Eventually they all start passing a bottle of vodka around and become best friends despite all the interpersonal tensions we didn't care about earlier. So of course start telling their stories. You know that scene in Chasing Amy where Holden is about to propose his brilliant plan and you're thinking, "don't say it, you idiot?" This is kind of like that in that you know exactly what they're going to say. In Chasing Amy, you don't want Holden to say what you know he's going to say because you realize it will end badly and you don't want that to happen because you're emotionally attached to the characters involved. In this one, you don't want them to say what they're going to say because you know it will be predictable crap and, worst of all, is probably going to lead to attempts at DRAMATIC ACTING. It does, it goes on for what feels like the bulk of the movie, and all you can do is hope for the sweet embrace of death--of the actors, the director, the DVD player, yourself, it really doesn't matter after a few minutes, as long as the suffering ends. But it doesn't.

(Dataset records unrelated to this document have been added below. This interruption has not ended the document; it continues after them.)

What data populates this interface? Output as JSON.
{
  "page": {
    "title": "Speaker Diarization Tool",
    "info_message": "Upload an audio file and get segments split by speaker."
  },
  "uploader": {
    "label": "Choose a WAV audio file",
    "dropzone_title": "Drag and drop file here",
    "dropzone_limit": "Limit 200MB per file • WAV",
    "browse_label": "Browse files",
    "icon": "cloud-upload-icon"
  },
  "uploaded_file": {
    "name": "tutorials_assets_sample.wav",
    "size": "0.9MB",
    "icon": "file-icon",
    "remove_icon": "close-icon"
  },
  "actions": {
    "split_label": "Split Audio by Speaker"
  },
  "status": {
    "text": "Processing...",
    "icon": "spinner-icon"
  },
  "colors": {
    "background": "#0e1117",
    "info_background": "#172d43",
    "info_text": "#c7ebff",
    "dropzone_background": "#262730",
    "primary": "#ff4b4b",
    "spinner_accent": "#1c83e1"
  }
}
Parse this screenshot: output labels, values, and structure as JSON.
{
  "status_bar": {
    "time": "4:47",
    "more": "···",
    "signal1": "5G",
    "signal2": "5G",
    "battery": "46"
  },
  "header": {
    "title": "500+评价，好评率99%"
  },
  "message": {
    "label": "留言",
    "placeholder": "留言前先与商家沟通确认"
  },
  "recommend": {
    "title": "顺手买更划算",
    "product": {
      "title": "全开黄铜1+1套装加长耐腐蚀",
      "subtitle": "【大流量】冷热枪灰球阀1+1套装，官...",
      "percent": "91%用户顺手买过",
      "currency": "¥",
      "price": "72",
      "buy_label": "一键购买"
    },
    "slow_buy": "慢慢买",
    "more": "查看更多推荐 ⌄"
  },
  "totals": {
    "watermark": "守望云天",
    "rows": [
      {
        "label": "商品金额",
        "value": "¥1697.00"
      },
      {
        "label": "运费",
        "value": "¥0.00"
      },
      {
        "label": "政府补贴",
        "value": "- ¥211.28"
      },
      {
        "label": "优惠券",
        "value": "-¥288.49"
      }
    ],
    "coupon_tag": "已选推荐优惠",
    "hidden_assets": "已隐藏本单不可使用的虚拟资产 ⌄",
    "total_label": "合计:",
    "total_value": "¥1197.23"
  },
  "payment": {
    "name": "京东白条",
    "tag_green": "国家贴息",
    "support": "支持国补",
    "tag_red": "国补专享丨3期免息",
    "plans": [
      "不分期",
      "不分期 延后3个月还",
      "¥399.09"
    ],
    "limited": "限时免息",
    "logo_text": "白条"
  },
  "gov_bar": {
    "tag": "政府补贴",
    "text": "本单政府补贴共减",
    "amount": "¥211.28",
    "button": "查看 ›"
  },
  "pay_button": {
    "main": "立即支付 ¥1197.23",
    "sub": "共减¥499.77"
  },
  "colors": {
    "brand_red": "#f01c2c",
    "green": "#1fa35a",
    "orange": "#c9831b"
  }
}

After all of this nonsense finally ends, there's a film break and they tie up the bitten pregnant lady and throw her out of the basement because she's turning into a zombie. The discussion of this decision apparently was the one thing the guy with the camera didn't film because there was an outside chance it would result in a watchable scene. I'm pretty sure that during the "throw out the zombie" scene, the zombie-bitten woman was played by the same actress who played the stripper. This gave me a bit of hope. Maybe the original pregnant zombie lady actress realized what a terrible movie she was involved in and left to do something more rewarding with her life, like re-posting hoaxes on Facebook or artificially inseminating cockroaches or something.

Once the zombified pregnant lady is ousted, the stripper asks the director why he didn't hang himself earlier that day (the suicide plan was part of his dramatic backstory. I won't go into details because it's statistically improbable that anyone cares). He tells her that he saw the camera and it gave him a reason to live. If this is autobiographical, I have something to say to him if he's reading: If it happens again, hang yourself. You having access to a camera will only hurt more people. If nothing else, at least think of the children who might accidentally see your film vomit and lose all faith in humanity. Seriously, kill yourself. Do it now.

After that, talk turns to some of the director's other films (not real, I assume). The first couple of titles are completely generic, but then he mentions one called Werecow. ARE YOU FUCKING KIDDING ME? You had an idea for a movie called Werecow and instead you made this stinking pile of derivative shit? Really? When you could have made WERECOW?  Kill yourself immediately. Werecow has way to much potential to be trusted to the likes of you.

After another film break, the stripper tells director guy that she's worried because holy man has been praying for hours, even though during his poignant backstory we learned that the zombies made him lose his faith--not sure if that's a hint something's wrong or a plot (and I use that term loosely) hole. Could be either. It doesn't matter, because there is no way that anyone could give two tugs of Warren Ellis's proverbial dead dog's cock. When they go to check on him, he zombies out (even though as far as we know he hasn't been bitten) and bites the stripper. In a final scene that might have been emotional with characters anyone on earth cared about, the stripper asks the director to kill her and he does. It's like Old Yeller, if at the end of Old Yeller the audience let out a collective sigh of relief, thankful that their suffering was finally over. There's no indication of what happens between the director, the douchebag, and the now-zombified holy man after that, but since tying up those loose ends would have meant even more terrible scenes, I'm happy that they left things unresolved.

Takeaway: I wish they would have made Werecow.